People can express their political or social views in gardens, intentionally or not. The lawn vs. garden issue is played out in urban planning as the debate over the "land ethic" that is to determine urban land use and whether hyper hygienist bylaws (e.g. weed control) should apply, or whether land should generally be allowed to exist in its natural wild state. In a famous Canadian Charter of Rights case, "Sandra Bell vs. City of Toronto", 1997, the right to cultivate all native species, even most varieties deemed noxious or allergenic, was upheld as part of the right of free expression.

Community gardening comprises a wide variety of approaches to sharing land and gardens.
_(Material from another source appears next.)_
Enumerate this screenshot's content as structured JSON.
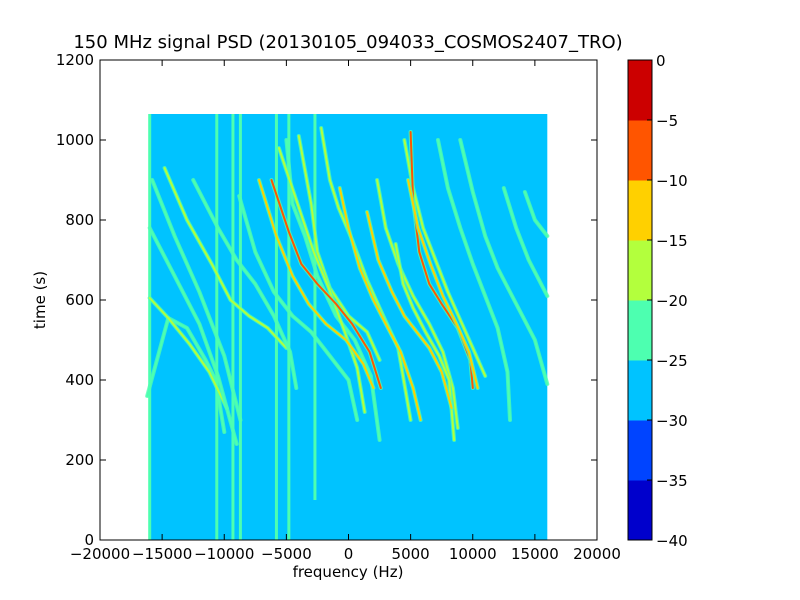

People often surround their house and garden with a hedge. Common hedge plants are privet, hawthorn, beech, yew, leyland cypress, hemlock, arborvitae, barberry, box, holly, oleander, forsythia and lavender. The idea of open gardens without hedges may be distasteful to those who enjoy privacy. This may have an advantage to local wildlife by providing a habitat for birds, animals, and wild plants.

The Slow Food movement has sought in some countries to add an edible school yard and garden classrooms to schools, e.g. in Fergus, Ontario, where these were added to a public school to augment the kitchen classroom. Garden sharing, where urban landowners allow gardeners to grow on their property in exchange for a share of the harvest, is associated with the desire to control the quality of one's food, and reconnect with soil and community.

In US and British usage, the production of ornamental plantings around buildings is called landscaping, landscape maintenance or grounds keeping, while international usage uses the term gardening for these same activities.

Also gaining popularity is the concept of "Green Gardening" which involves growing plants using organic fertilizers and pesticides so that the gardening process - or the flowers and fruits produced thereby - doesn't adversely affect the environment or people's health in any manner.